Tyle, jeśli chodzi o powszechnie dostępny Apap, który jest stosunkowo prostym lekiem, przeznaczonym do stosowania doraźnego. Im bardziej skomplikowany lek, tym więcej jest przeciwwskazań oraz możliwych negatywnych konsekwencji jego zastosowania. Tymczasem zwolennicy przymusu szczepień najwyraźniej uważają, że szczepionka – ingerująca na stałe w system odpornościowy – może być zastosowana wobec wszystkich bez wyjątku i w sposób całkowicie bezpieczny. Kto zaś nie przyznaje im w tym racji, staje się homeopatą i szurem. Dotyczy to także uwag na temat niepożądanego odczynu poszczepiennego. Najwyraźniej dla zwolenników przymusu Apap może doprowadzić do poważnych konsekwencji. Ale szczepienie już nie – to jest „szuria”.
Monopol koncernów
Tertio – kwestia jakości. Tzw. kontrola produkcji szczepień sprawiła, że produkcją zajmują się firmy należące do kilku koncernów. „Obsługują” one wszystkie państwa UE.
Tutaj punktem pierwszym jest kwestia jakości. Powszechną zasadą wszelkiej produkcji jest fakt, że monopolizacja rynku prowadzi do zwiększenia ceny i pogorszenia jakości produktu. Zwolennicy przymusu szczepień ignorują ten fakt, najwyraźniej uważając koncerny farmaceutycznie nie za firmy, które podlegają – jak wszystko i wszyscy – zasadom rynku, ale jak instytucje charytatywne, które „dokładają do interesu” by „zapewnić wszystkim bezpieczeństwo”. Cóż za wspaniałomyślność.
Tymczasem brak dużej konkurencji pozwala im dyktować wysokie ceny, za które płacimy w podatkach. Brak konkurencji sprawia, że można używać towaru gorszej lub wątpliwej jakości. I, o czym zapominają obrońcy fideistycznej wiary w bóstwo szczepionkowe, koncerny te nie robią tego za darmo, lecz mają zysk. I to ogromny. Zaznaczam, że chęć zysku nie jest niczym złym. Jednak twierdzenie, że nie robią tego dla pieniędzy, ukazuje, że zwolennicy przymusu mentalnie znajdują się na orbicie. I to niekoniecznie ziemskiej.
Drugi aspekt to kwestia wyboru. W przypadku obowiązku szczepień, czy to dana osoba albo rodzic wybiera, której szczepionki użyć? Czy robi to lekarz lub szpital?
Absurdalna propaganda
Tutaj mógłbym rozpisać się na temat tego, jakie absurdalne zarzuty są wystosowywane wobec tych uwag. Kilka tylko wypisałem na początek, a jest ich o wiele więcej. Zamiast tego zachęcam, by samodzielnie sprawdzić np. w Wikipedii hasło „szczepionka” czy „antyszczepionkowcy” i porównać to z powyższymi uwagami.

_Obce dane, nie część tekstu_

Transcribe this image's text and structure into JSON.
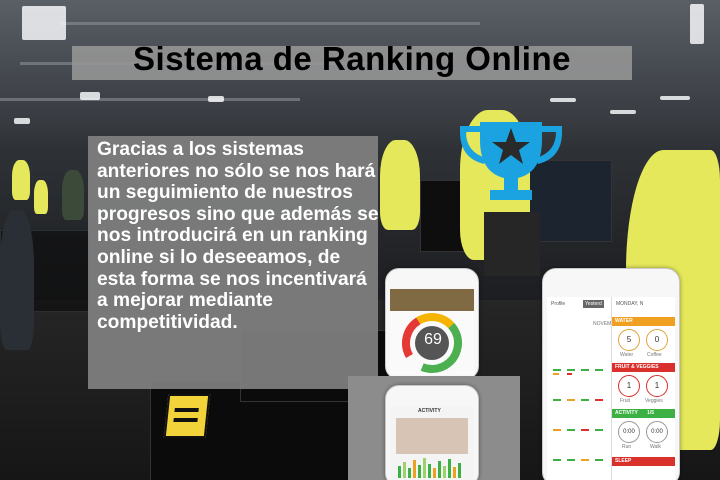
{
  "slide": {
    "title": "Sistema de Ranking Online",
    "body": "Gracias a los sistemas anteriores no sólo se nos hará un seguimiento de nuestros progresos sino que además se nos introducirá en un ranking online si lo deseeamos, de esta forma se nos incentivará a mejorar mediante competitividad."
  },
  "phone_score": {
    "score": "69"
  },
  "phone_tracker": {
    "tab_profile": "Profile",
    "tab_yesterday": "Yesterd",
    "date_label": "MONDAY, N",
    "month_label": "NOVEMBE",
    "sections": [
      "WATER",
      "FRUIT & VEGGIES",
      "ACTIVITY",
      "SLEEP"
    ],
    "goal_labels": [
      "Water",
      "Coffee",
      "Fruit",
      "Veggies",
      "Run",
      "Walk"
    ],
    "goal_values": [
      "5",
      "0",
      "1",
      "1",
      "0:00",
      "0:00"
    ],
    "activity_value": "1/5"
  },
  "phone_activity": {
    "header": "ACTIVITY"
  },
  "colors": {
    "trophy": "#1aa3e0",
    "star": "#2a2a2a",
    "score_ring_green": "#4caf50",
    "score_ring_red": "#e53935",
    "tracker_orange": "#f0a020",
    "tracker_green": "#3cb043",
    "tracker_red": "#d9302b",
    "person_shirt": "#e5e85a"
  }
}
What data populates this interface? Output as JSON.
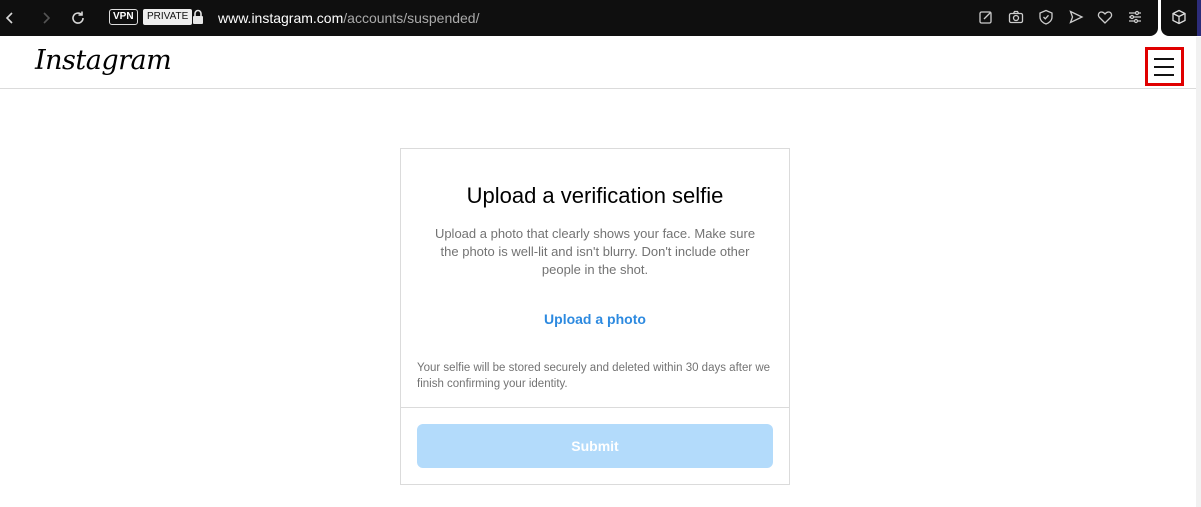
{
  "browser": {
    "vpn_label": "VPN",
    "private_label": "PRIVATE",
    "url_host": "www.instagram.com",
    "url_path": "/accounts/suspended/"
  },
  "header": {
    "logo_text": "Instagram",
    "menu_icon": "hamburger-menu-icon"
  },
  "card": {
    "title": "Upload a verification selfie",
    "description": "Upload a photo that clearly shows your face. Make sure the photo is well-lit and isn't blurry. Don't include other people in the shot.",
    "upload_link": "Upload a photo",
    "storage_note": "Your selfie will be stored securely and deleted within 30 days after we finish confirming your identity.",
    "submit_label": "Submit"
  },
  "colors": {
    "link": "#2d8ae0",
    "submit_disabled": "#b3dbfb",
    "highlight": "#e00000"
  }
}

Na te nie ma do dnia dzisiejszego odpowiedzi. Zamiast tego wyzywa się osoby zadające pytania i rzuca starymi hasłami na temat nieaktualnych spraw. Jednocześnie zachowuje się poczucie dobrze wykonanego obowiązku oraz rzekomego naukowego podejścia do sprawy. Tymczasem w rzeczywistości jest to zwykłe podążanie w stadzie w z góry wyznaczonym kierunku. Dziwi tylko, że tak łatwo wiele osób daje się dzisiaj na to złapać.